To be clear, not talking about this community, obviously 😛.
What’s the point of writing down rules, if mods just do what they want? But I suppose that’s the risk you take when you call someone a liar in a small community; they might be a mod.
Edit: I’m not trying to say that mods suck, they perform a useful and often thankless job. Just that it can be difficult for small communities to get a healthy number of good mods, which can become a problem.
Many many years ago I modded a few small reddit subs, and it was a horrible job. You’d set up these rules, and some tween edgelord d-bag would test you to see how much they can push. Some comments deserve an insta-ban with no warning and no debate.
I don’t know what happened to OP, and plenty of mods let the tiny amount of power inflate their heads past the point of reason. But I think of modding like I think of parenting. I’m not going to criticize someone else’s methods, because I’m sure as shit not going to do it for them.
You can just call those people buttheads and hit them with short bans until they get the message. Really, you can hand out 3-day bans like candy.
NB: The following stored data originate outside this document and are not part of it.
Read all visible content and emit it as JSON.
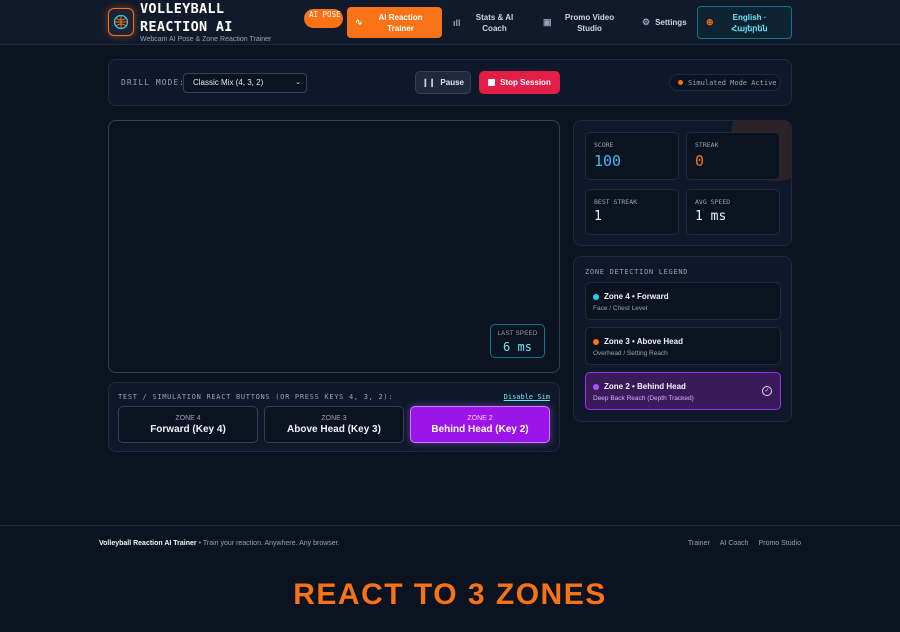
{
  "header": {
    "title": "VOLLEYBALL REACTION AI",
    "subtitle": "Webcam AI Pose & Zone Reaction Trainer",
    "badge": "AI POSE",
    "nav": [
      {
        "label": "AI Reaction Trainer",
        "icon": "activity-icon",
        "active": true
      },
      {
        "label": "Stats & AI Coach",
        "icon": "bar-chart-icon",
        "active": false
      },
      {
        "label": "Promo Video Studio",
        "icon": "film-icon",
        "active": false
      },
      {
        "label": "Settings",
        "icon": "gear-icon",
        "active": false
      }
    ],
    "language": "English · Հայերեն"
  },
  "controls": {
    "drill_label": "DRILL MODE:",
    "drill_value": "Classic Mix (4, 3, 2)",
    "pause_label": "Pause",
    "stop_label": "Stop Session",
    "sim_status": "Simulated Mode Active"
  },
  "video": {
    "last_speed_label": "LAST SPEED",
    "last_speed_value": "6 ms"
  },
  "test_panel": {
    "label": "TEST / SIMULATION REACT BUTTONS (OR PRESS KEYS 4, 3, 2):",
    "disable_label": "Disable Sim",
    "zones": [
      {
        "zone": "ZONE 4",
        "name": "Forward (Key 4)",
        "active": false
      },
      {
        "zone": "ZONE 3",
        "name": "Above Head (Key 3)",
        "active": false
      },
      {
        "zone": "ZONE 2",
        "name": "Behind Head (Key 2)",
        "active": true
      }
    ]
  },
  "stats": {
    "score_label": "SCORE",
    "score_value": "100",
    "streak_label": "STREAK",
    "streak_value": "0",
    "best_label": "BEST STREAK",
    "best_value": "1",
    "avg_label": "AVG SPEED",
    "avg_value": "1 ms"
  },
  "legend": {
    "title": "ZONE DETECTION LEGEND",
    "items": [
      {
        "title": "Zone 4 • Forward",
        "desc": "Face / Chest Level",
        "color": "#22d3ee",
        "active": false
      },
      {
        "title": "Zone 3 • Above Head",
        "desc": "Overhead / Setting Reach",
        "color": "#f97316",
        "active": false
      },
      {
        "title": "Zone 2 • Behind Head",
        "desc": "Deep Back Reach (Depth Tracked)",
        "color": "#a855f7",
        "active": true
      }
    ]
  },
  "footer": {
    "brand": "Volleyball Reaction AI Trainer",
    "tagline": " • Train your reaction. Anywhere. Any browser.",
    "links": [
      "Trainer",
      "AI Coach",
      "Promo Studio"
    ]
  },
  "promo_caption": "REACT TO 3 ZONES",
  "colors": {
    "accent": "#f97316",
    "cyan": "#22d3ee",
    "purple": "#a855f7",
    "danger": "#e11d48"
  }
}
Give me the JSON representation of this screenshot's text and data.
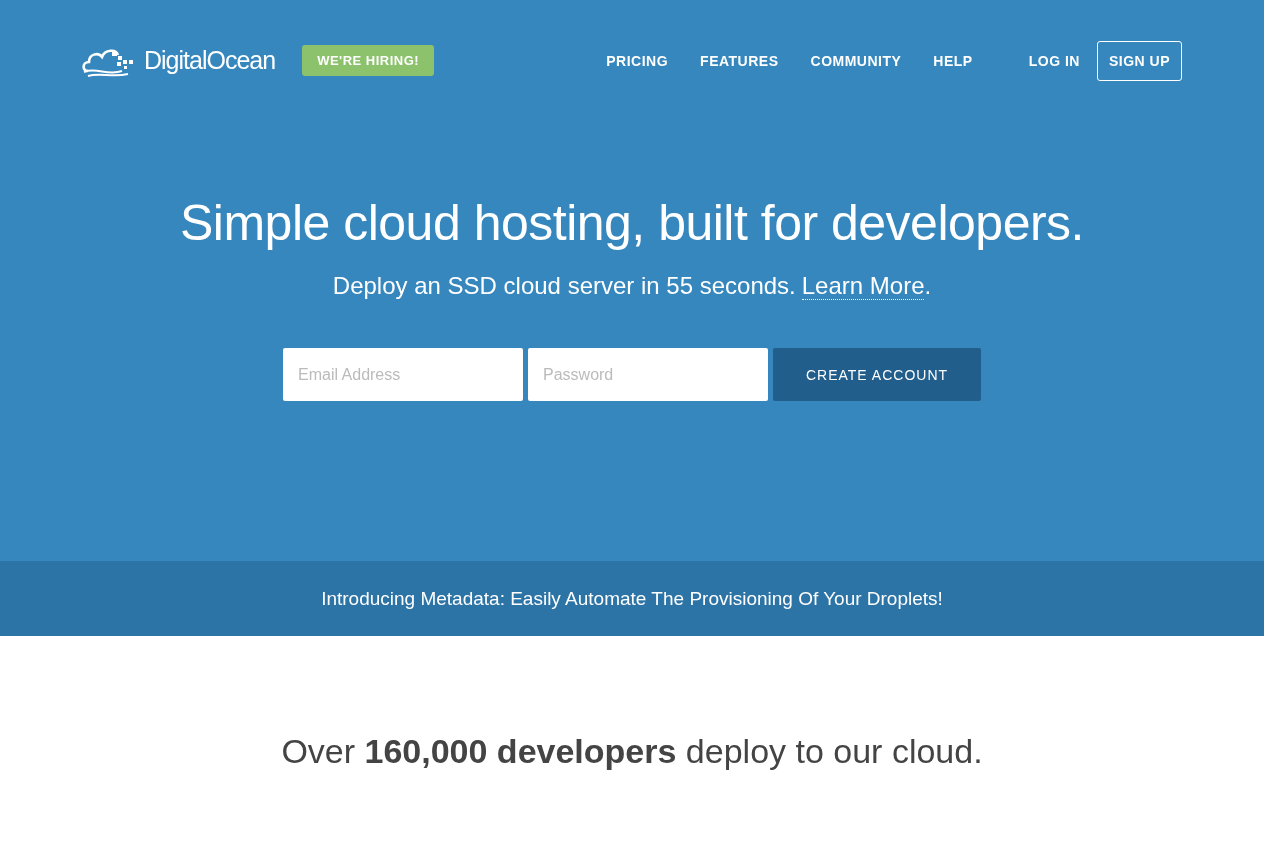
{
  "header": {
    "logo": "DigitalOcean",
    "hiring_badge": "WE'RE HIRING!",
    "nav": [
      {
        "label": "PRICING"
      },
      {
        "label": "FEATURES"
      },
      {
        "label": "COMMUNITY"
      },
      {
        "label": "HELP"
      }
    ],
    "login": "LOG IN",
    "signup": "SIGN UP"
  },
  "hero": {
    "title": "Simple cloud hosting, built for developers.",
    "subtitle": "Deploy an SSD cloud server in 55 seconds.",
    "learn_more": "Learn More",
    "period": ".",
    "email": {
      "placeholder": "Email Address"
    },
    "password": {
      "placeholder": "Password"
    },
    "button": "CREATE ACCOUNT"
  },
  "announcement": "Introducing Metadata: Easily Automate The Provisioning Of Your Droplets!",
  "stats": "Over **160,000 developers** deploy to our cloud."
}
It’s infinitely more useful than any form of 3-strike punishment game or kneejerk permaban.
I think this is good, as long as the user gets informed a) they they’re banned and b) what rule they broke.
A warning first would also be nice, especially if it’s in the community rules 😛
Reddit’s automatic mesages on mod action were a positive and arguably necessary feature.
But if bans are long enough to annoy and short enough to frustrate, they basically are the warning. Less gun-to-your-head, more spritzing a cat in the face.